The reason so many need doing up and look bleak is because they have been home for decades to people who bought them when the bungalows and also their owners were younger and more modern.
Many were occupied until recently by people who were also built in the thirties - but they are now in their eighties, as are the houses. Over the years both houses and owners were redecorated to suit changing trends, and money spent on maintenance and repairs, and families grew up in and around them, leaving their marks indelibly on some parts.
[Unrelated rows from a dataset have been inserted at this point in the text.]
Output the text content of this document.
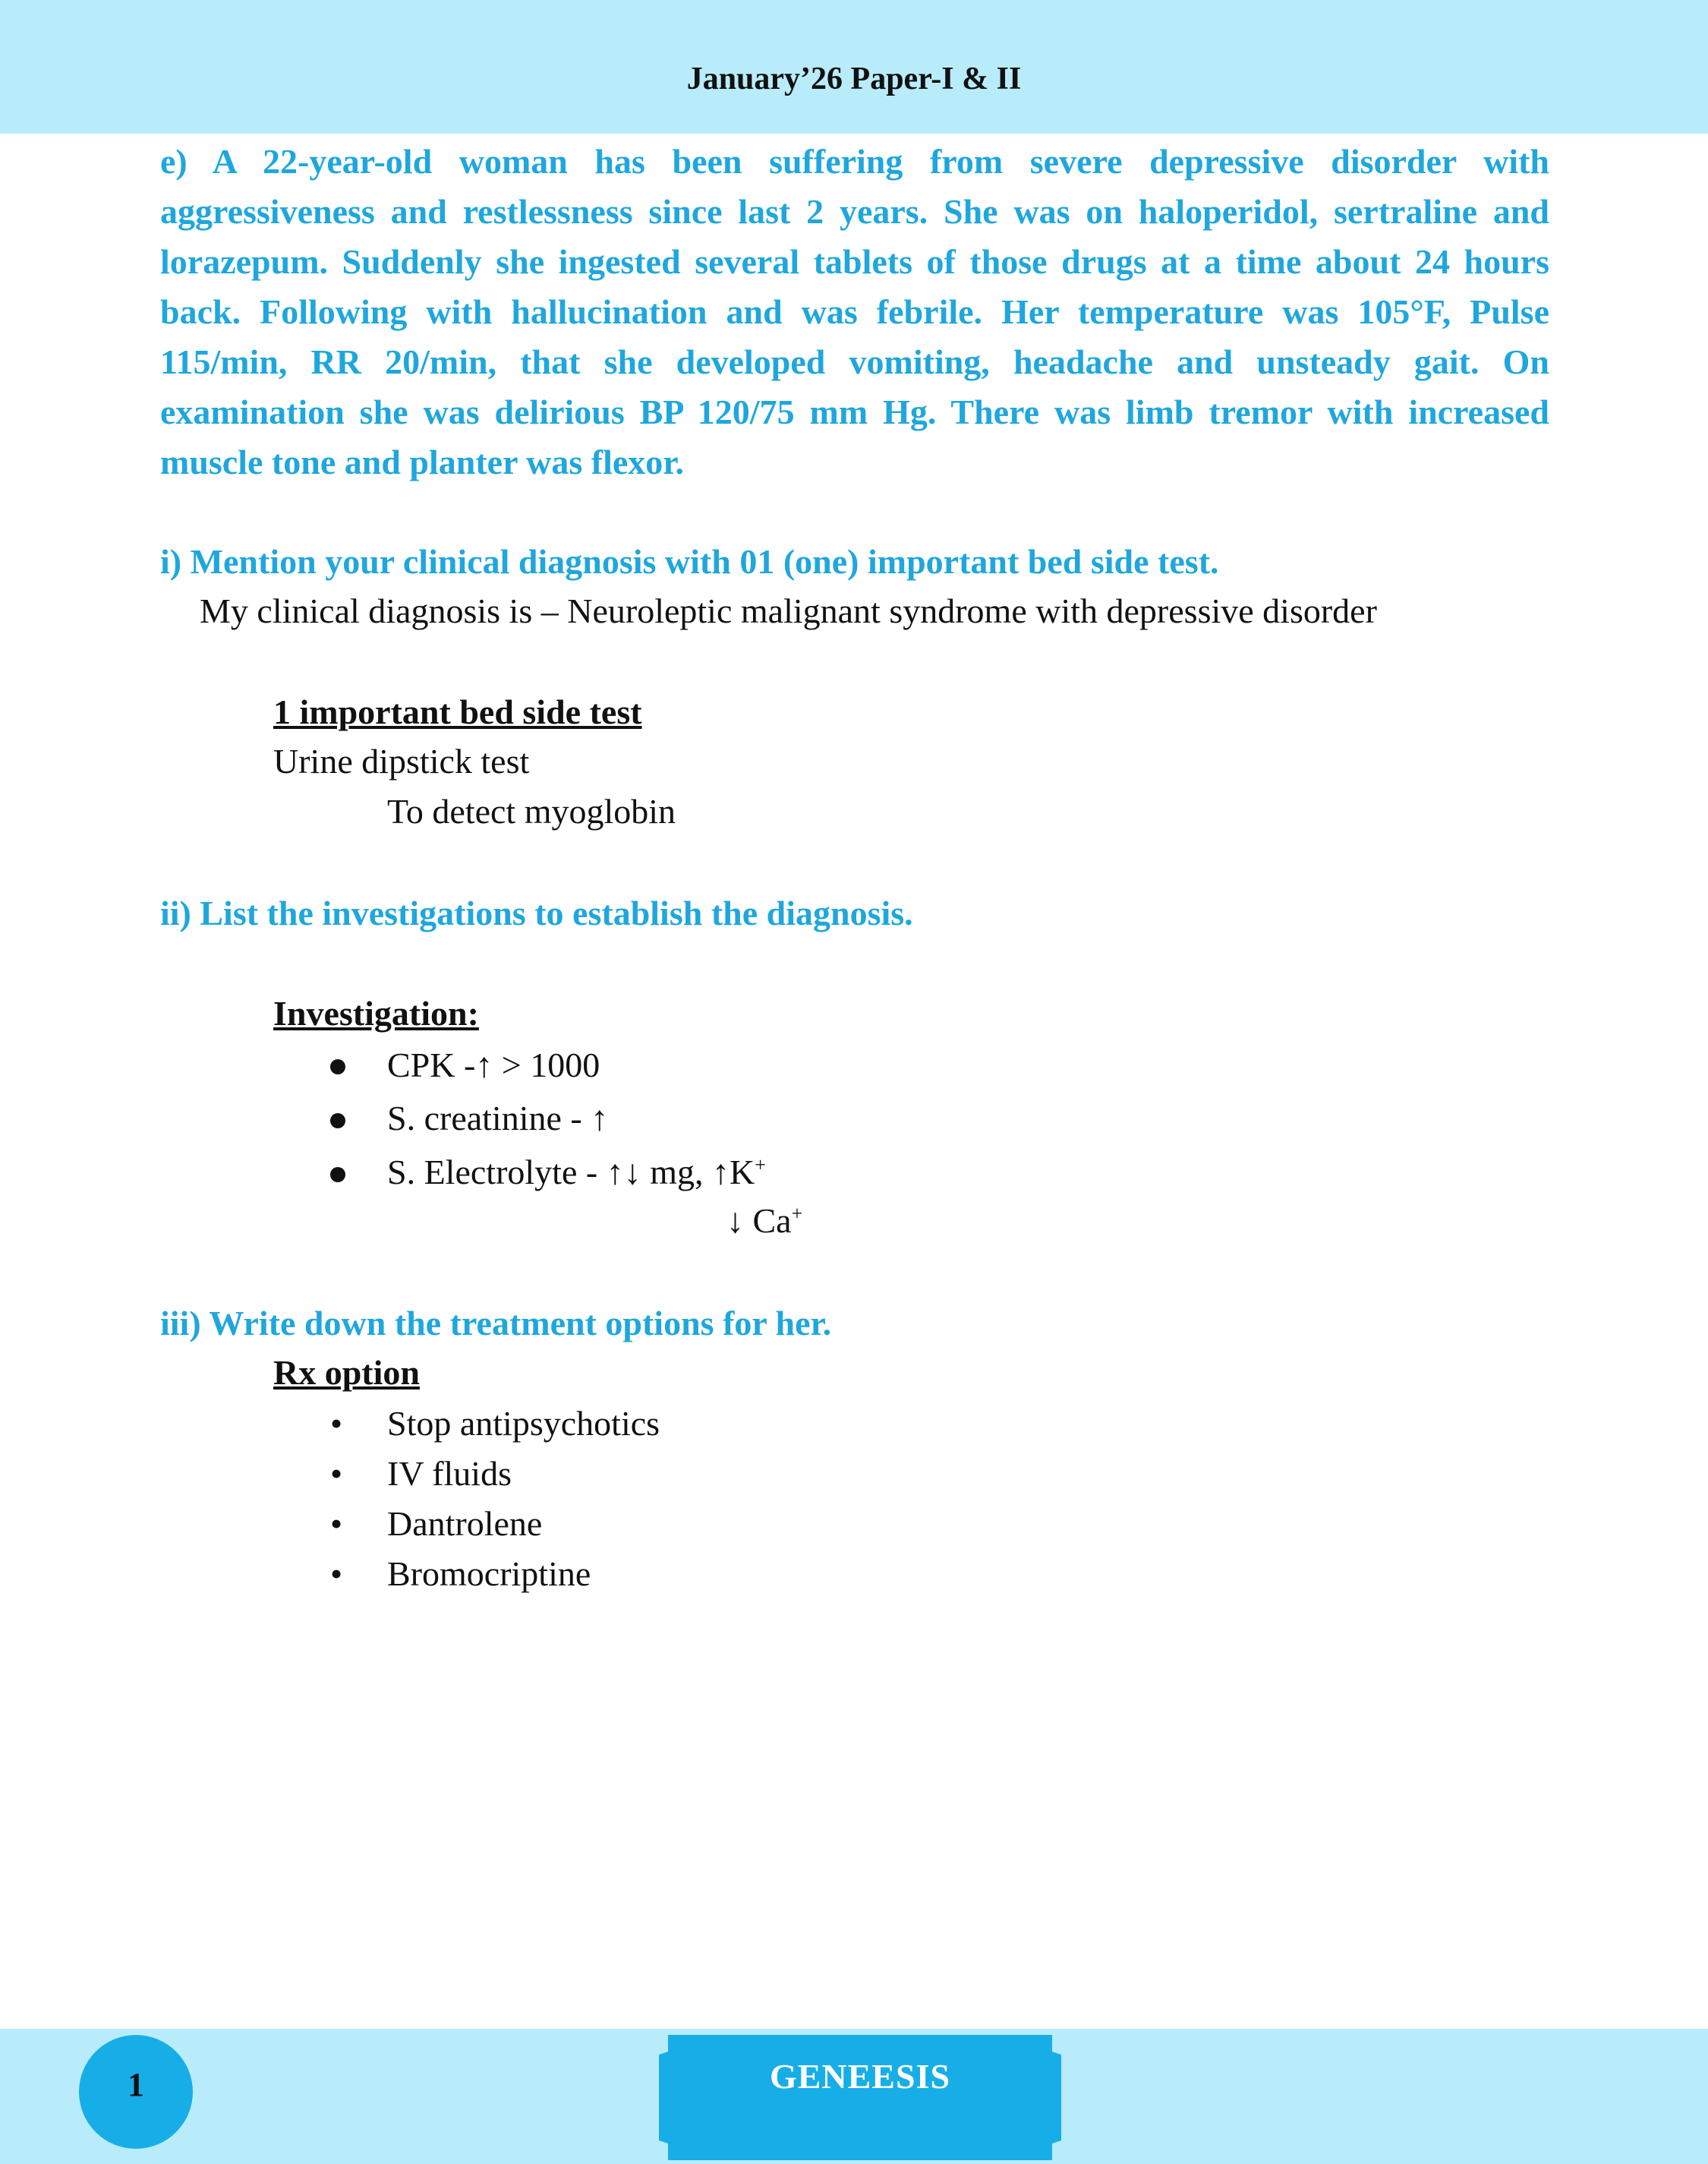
January’26 Paper-I & II

e) A 22-year-old woman has been suffering from severe depressive disorder with aggressiveness and restlessness since last 2 years. She was on haloperidol, sertraline and lorazepum. Suddenly she ingested several tablets of those drugs at a time about 24 hours back. Following with hallucination and was febrile. Her temperature was 105°F, Pulse 115/min, RR 20/min, that she developed vomiting, headache and unsteady gait. On examination she was delirious BP 120/75 mm Hg. There was limb tremor with increased muscle tone and planter was flexor.

i) Mention your clinical diagnosis with 01 (one) important bed side test.
My clinical diagnosis is – Neuroleptic malignant syndrome with depressive disorder
1 important bed side test
Urine dipstick test
To detect myoglobin
ii) List the investigations to establish the diagnosis.
Investigation:
CPK -↑ > 1000
S. creatinine - ↑
S. Electrolyte - ↑↓ mg, ↑K+
↓ Ca+
iii) Write down the treatment options for her.
Rx option
• Stop antipsychotics
• IV fluids
• Dantrolene
• Bromocriptine
1	GENEESIS
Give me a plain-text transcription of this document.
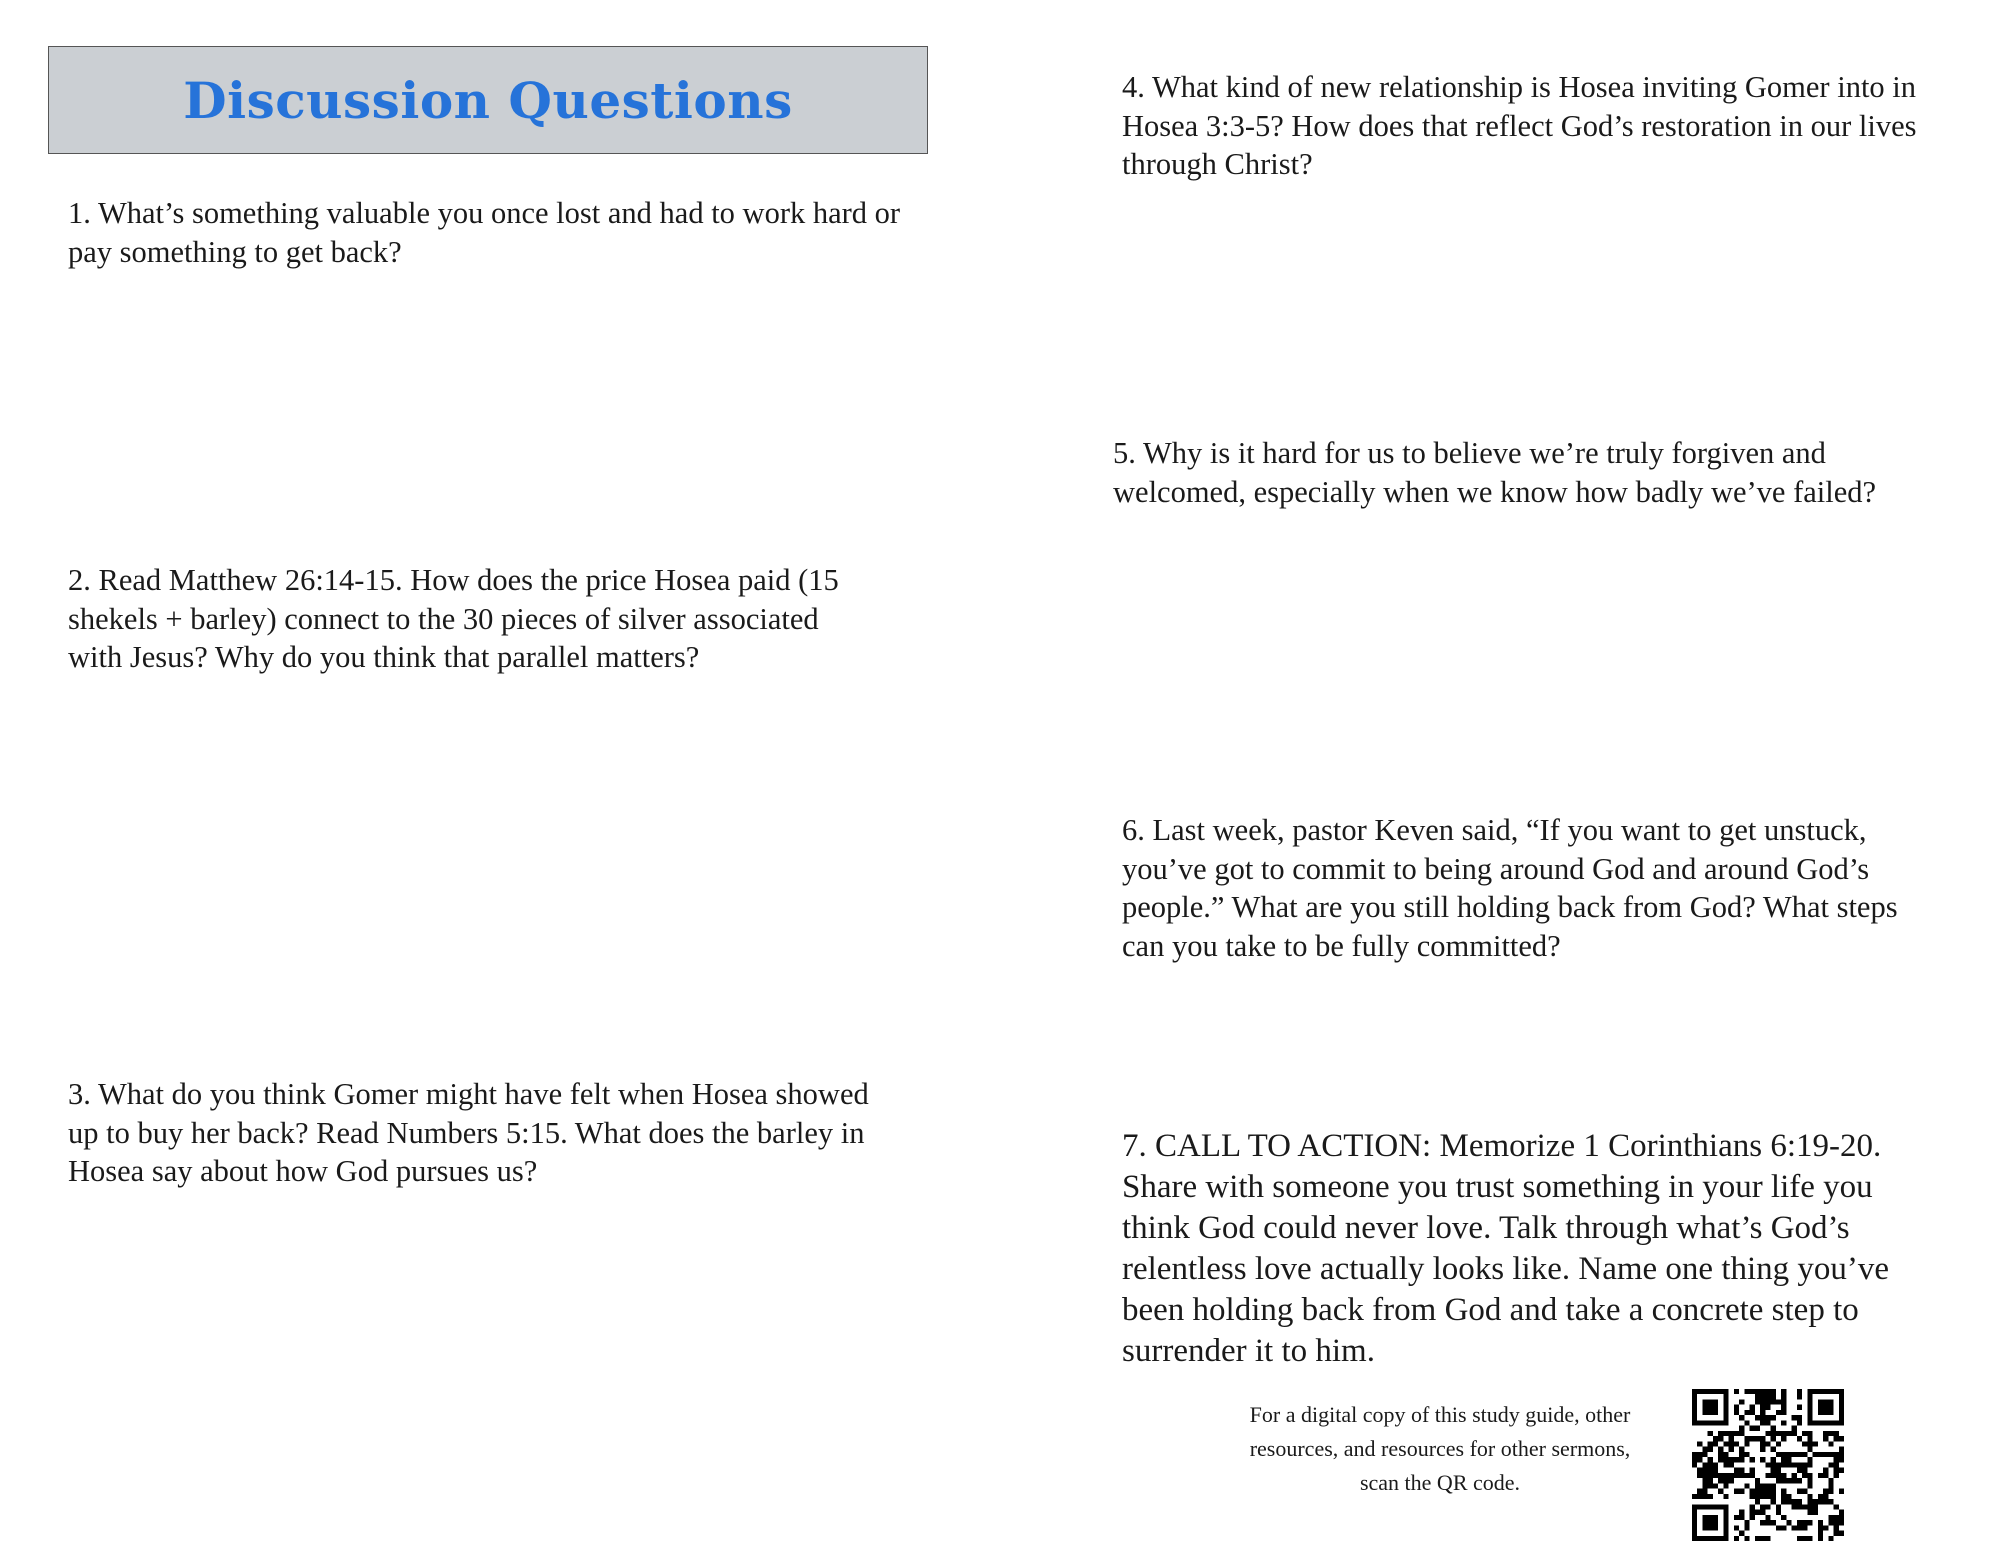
Discussion Questions

1. What’s something valuable you once lost and had to work hard or pay something to get back?

2. Read Matthew 26:14-15. How does the price Hosea paid (15 shekels + barley) connect to the 30 pieces of silver associated with Jesus? Why do you think that parallel matters?

3. What do you think Gomer might have felt when Hosea showed up to buy her back? Read Numbers 5:15. What does the barley in Hosea say about how God pursues us?

4. What kind of new relationship is Hosea inviting Gomer into in Hosea 3:3-5? How does that reflect God’s restoration in our lives through Christ?

5. Why is it hard for us to believe we’re truly forgiven and welcomed, especially when we know how badly we’ve failed?

6. Last week, pastor Keven said, “If you want to get unstuck, you’ve got to commit to being around God and around God’s people.” What are you still holding back from God? What steps can you take to be fully committed?

7. CALL TO ACTION: Memorize 1 Corinthians 6:19-20. Share with someone you trust something in your life you think God could never love. Talk through what’s God’s relentless love actually looks like. Name one thing you’ve been holding back from God and take a concrete step to surrender it to him.

For a digital copy of this study guide, other resources, and resources for other sermons, scan the QR code.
However, after looking after a home for the last sixty years, it is not surprising that elderly owners have no longer had the bank balance, the oomph or even the wish to follow the latest trends Who knows which will come to an end first - the fashion for shades of grey everywhere or their own rapidly shrinking time left to enjoy being up-to-date?
A bungalow is a great place to live in - I have no idea why they are treated with derision, maybe the deriders are young and spry themselves, and spring up and down the stairs two at a time, and either are fit enough to do all repairs and maintenance themselves to upper floors or have deep pockets and are able to pay without wincing for someone else to do it.